他人名義の不動産は原則として売却できない
当然のことかもしれませんが、他人名義の不動産を勝手に売却することはできません。不動産の多くは生涯における一つの大きな財産です。たとえ家族であったとしても、自分の名義でなければ勝手に売却はできないのです。
しかし、近年は認知症や介護などの関係で、所有者本人のために不動産を売却して、それを治療費や介護費用に充てたいという家族も増えています。このような場合、他人名義の不動産でも売却が可能なのでしょうか。

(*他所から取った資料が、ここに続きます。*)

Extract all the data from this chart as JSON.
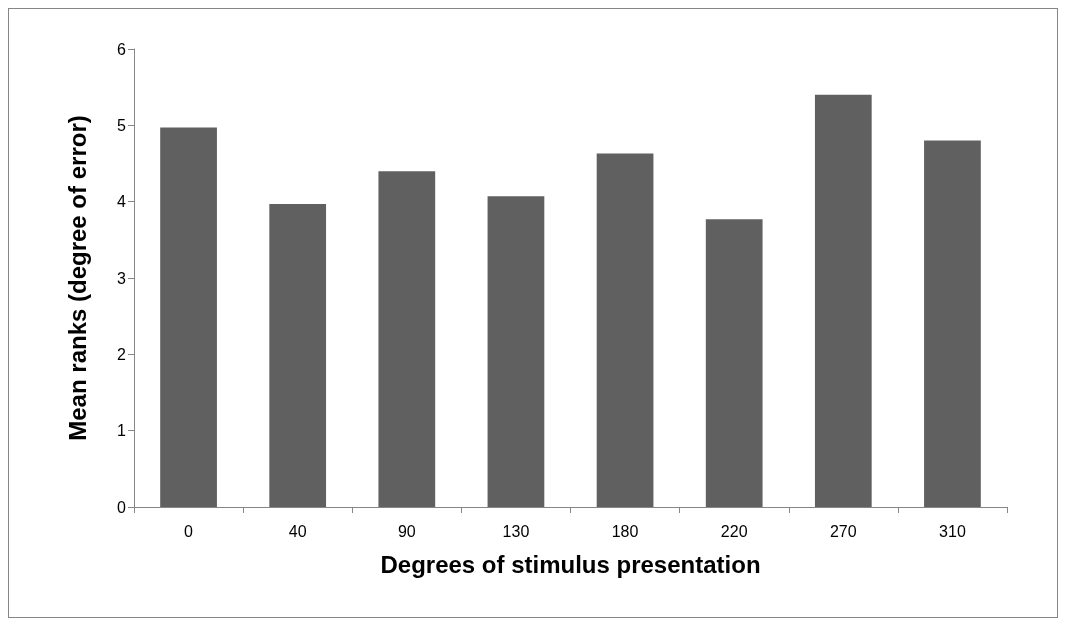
{
  "chart_data": {
    "type": "bar",
    "xlabel": "Degrees of stimulus presentation",
    "ylabel": "Mean ranks (degree of error)",
    "categories": [
      "0",
      "40",
      "90",
      "130",
      "180",
      "220",
      "270",
      "310"
    ],
    "values": [
      4.97,
      3.97,
      4.4,
      4.07,
      4.63,
      3.77,
      5.4,
      4.8
    ],
    "color": "#606060",
    "ylim": [
      0,
      6
    ],
    "yticks": [
      0,
      1,
      2,
      3,
      4,
      5,
      6
    ],
    "grid": false
  }
}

ここでは、他人名義の不動産を売却できる例外パターンについてご紹介します。
売却可能となるケースはどんなケース?
不動産の名義人が病気などのために自力で売却行為ができないというケースがあります。そのような場合、意識がはっきりしているのであれば、売却を承諾する旨が記された委任状などを用意することで、代理の者が不動産の売却手続きを行うことが可能です。
ただ、認知症などで名義人の意思が確認できないということもあるかもしれません。そのような場合、「成年後見制度」を利用することで、名義人のために売却が必要という場合において、成年後見人自身の判断で不動産の売却が可能です。この制度を利用したときの主な流れは次のとおりです。
1.後見開始の裁判を申し立てる
2.後見人の選出
3.家庭裁判所の許可審判が下りて初めて有効となる特約を付けた売買契約を締結
4.不動産の売却について家庭裁判所に許可を申し立て、許可を得る
5.売買契約を履行する
手続きには、申立書と不動産の名義人(本人)の「戸籍謄本」と本人の「診断書」、成年後見人候補者の「戸籍謄本や住民票、身分証明書、登記事項証明書」など多くのものが必要とされています。また、最終的な許可までは少なくとも約3~4か月は見ておく必要があるでしょう。これらを専門知識の無い人が滞りなく準備・処理するのは難しいので、適宜、司法書士などに頼ると良いと思います。
また、この制度を利用しても、後見人は売却の判断ができるだけです。売却で得た収益は当事者=名義人のものですので、後見人として手続きを進めても、決して売却代金が自分に入ってくるわけではないということは理解しておきましょう。